Bitcoin Miners Speed Up Block Generation to Highest Since Sept. 2017
After starting the month above $10,000, Bitcoin is currently trading around $9,700 with a low “real” volume of under $2 billion.
Trading in a narrow range of $9,450 to $9,900, any upticks in price are soon stripped down. Over the weekend, a record 53 million ERC20 USDT tokens were moved to the centralized exchanges. This biggest inflow of Tether in a month came before BTC’s decline.
As such, large moves are seen to “often correlate with major upcoming volatility,” as per Santiment.
Potential Short Term Sell-off
While large amounts of USDT are making their way onto cryptocurrency exchanges, the Bitcoin supply held on these exchanges has dropped to its lowest level in a year.
BTC balance on exchanges is currently at 2,310,466 BTC, breaking the previous 1-year low of 2,313,098 BTC on June 3rd, 2020.
Just like investors are holding Bitcoin, miners have taken to HODL after the halving. According to Glassnode data, since halving, they have been holding their BTC which “may not necessarily represent bullish sentiment, but rather an inability to recover costs at current prices.”
This could also mean that the next spike in price could trigger a short-term sell-off in bitcoin.
Moreover, inefficient miners are still selling their BTC, as per miner's rolling inventory. Currently, at 105.4%, an MRI above 100% means miners are selling more BTC than they are generating.
Miners over 100 blocks ahead of schedule
Last month, bitcoin reward halving cut down the miner reward in half which reduced the supply flowing into the market. Amidst this supply shock, Grayscale has been consuming about 50% more BTC than has been mined during this period.
While institutional investors are getting interested in bitcoin, the network fundamentals are back to surging that took a hit following the halving.
Hash rate of the network which dropped over 40% has now climbed to 133.79 Th/s near its all-time highs of 136.2 Th/s on March 1st.
This increase in hash rate is the result of the 9.29% downwards adjustment in difficulty last week and the ongoing rainy season in China, that will last by the end of October, pushing the “all-in hosting” price down to $0.03/kWh from $.055/kWh.
This also means the time to find new blocks that went up more than 14 minutes post halving crashed to 7.3 minutes this weekend. Currently, it is 9 minutes, as per Bitinfocharts.
The drop from the 10 minutes target put us over 100 blocks ahead of schedule. On June 2nd, 129 new blocks were mined that went up to 196 blocks on June 6. Last time, 197 blocks were mined, was in early September 2017.

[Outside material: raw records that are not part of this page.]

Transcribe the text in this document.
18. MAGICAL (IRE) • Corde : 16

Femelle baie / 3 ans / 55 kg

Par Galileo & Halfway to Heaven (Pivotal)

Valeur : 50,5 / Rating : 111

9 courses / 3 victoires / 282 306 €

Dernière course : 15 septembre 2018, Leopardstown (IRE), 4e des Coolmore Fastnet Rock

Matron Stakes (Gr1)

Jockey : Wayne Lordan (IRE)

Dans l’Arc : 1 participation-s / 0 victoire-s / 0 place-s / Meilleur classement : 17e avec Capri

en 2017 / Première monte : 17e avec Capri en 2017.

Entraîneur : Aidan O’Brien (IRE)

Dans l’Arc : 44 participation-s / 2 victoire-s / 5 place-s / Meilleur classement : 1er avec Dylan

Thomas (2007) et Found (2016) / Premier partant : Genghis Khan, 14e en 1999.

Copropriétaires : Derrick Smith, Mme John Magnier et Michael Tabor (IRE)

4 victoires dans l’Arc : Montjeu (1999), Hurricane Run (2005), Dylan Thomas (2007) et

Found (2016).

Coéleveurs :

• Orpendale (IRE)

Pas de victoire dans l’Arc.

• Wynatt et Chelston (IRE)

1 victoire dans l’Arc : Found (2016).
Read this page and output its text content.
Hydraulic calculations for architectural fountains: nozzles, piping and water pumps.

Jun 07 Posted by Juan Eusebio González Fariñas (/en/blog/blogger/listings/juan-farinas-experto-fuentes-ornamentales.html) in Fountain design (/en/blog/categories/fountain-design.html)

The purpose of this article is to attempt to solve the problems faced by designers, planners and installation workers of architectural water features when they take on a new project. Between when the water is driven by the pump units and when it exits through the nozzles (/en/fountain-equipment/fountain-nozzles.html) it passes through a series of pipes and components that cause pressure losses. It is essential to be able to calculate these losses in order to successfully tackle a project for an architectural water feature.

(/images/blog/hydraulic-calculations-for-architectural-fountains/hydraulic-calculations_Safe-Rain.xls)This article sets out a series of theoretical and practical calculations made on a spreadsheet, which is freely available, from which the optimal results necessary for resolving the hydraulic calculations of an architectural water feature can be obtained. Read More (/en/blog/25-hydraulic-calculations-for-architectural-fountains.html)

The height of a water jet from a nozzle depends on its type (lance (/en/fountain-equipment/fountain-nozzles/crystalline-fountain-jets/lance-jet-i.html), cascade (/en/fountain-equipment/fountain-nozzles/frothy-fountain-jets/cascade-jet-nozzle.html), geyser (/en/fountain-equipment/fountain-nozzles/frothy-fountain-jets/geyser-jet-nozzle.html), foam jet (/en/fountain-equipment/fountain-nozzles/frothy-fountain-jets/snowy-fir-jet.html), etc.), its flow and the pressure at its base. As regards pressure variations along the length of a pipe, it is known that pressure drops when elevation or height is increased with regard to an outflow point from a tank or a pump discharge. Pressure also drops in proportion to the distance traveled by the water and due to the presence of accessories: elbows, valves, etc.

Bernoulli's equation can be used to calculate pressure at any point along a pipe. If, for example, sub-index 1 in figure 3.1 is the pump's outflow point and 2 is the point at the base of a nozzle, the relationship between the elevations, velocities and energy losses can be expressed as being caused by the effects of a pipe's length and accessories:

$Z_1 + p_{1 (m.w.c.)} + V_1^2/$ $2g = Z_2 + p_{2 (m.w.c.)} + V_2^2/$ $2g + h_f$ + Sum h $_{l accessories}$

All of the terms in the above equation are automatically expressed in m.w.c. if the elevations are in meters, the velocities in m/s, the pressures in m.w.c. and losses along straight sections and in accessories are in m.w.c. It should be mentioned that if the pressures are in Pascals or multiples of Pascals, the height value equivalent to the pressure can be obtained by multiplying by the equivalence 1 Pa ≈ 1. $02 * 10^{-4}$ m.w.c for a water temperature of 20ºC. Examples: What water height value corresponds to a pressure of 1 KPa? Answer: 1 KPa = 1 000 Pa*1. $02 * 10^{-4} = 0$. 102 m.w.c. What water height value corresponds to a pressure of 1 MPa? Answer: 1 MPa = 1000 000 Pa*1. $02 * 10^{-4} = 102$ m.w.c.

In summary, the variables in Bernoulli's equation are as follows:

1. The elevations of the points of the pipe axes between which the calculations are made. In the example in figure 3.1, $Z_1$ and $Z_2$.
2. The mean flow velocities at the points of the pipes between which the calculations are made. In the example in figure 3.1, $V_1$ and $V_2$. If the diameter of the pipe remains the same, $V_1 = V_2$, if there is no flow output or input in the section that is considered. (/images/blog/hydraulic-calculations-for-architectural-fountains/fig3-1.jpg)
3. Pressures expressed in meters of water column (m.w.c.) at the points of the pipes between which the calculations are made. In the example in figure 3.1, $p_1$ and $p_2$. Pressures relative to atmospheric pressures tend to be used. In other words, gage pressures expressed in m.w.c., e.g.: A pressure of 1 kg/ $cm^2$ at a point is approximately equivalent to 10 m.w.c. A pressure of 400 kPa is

History rhymes or retail is right this time
When it comes to price, “we had the false breakout at 10.4k, next pop back up to 10k and trap bulls again, then dump to bottom of the range at 8.7k, then continue macro uptrend to financial freedom,” is market analyst Benjamin Blunts’s BTC gameplan.
On regulated platform CME Group, large speculators laid on the same net exposure to the short side between $8.5k and $10.5k as earlier in the year. Nonreportable (retail) is very long and only marginally down from ATH two weeks prior.
This means the position is the same as the last time we were at $10,000 but overall more retail long positions. Moreover, 50/100 DMA cross is coming just like the last time but with 50/200 golden cross also due to occur.
“History rhymes or retail is right this time?” concluded analyst FilbFilb.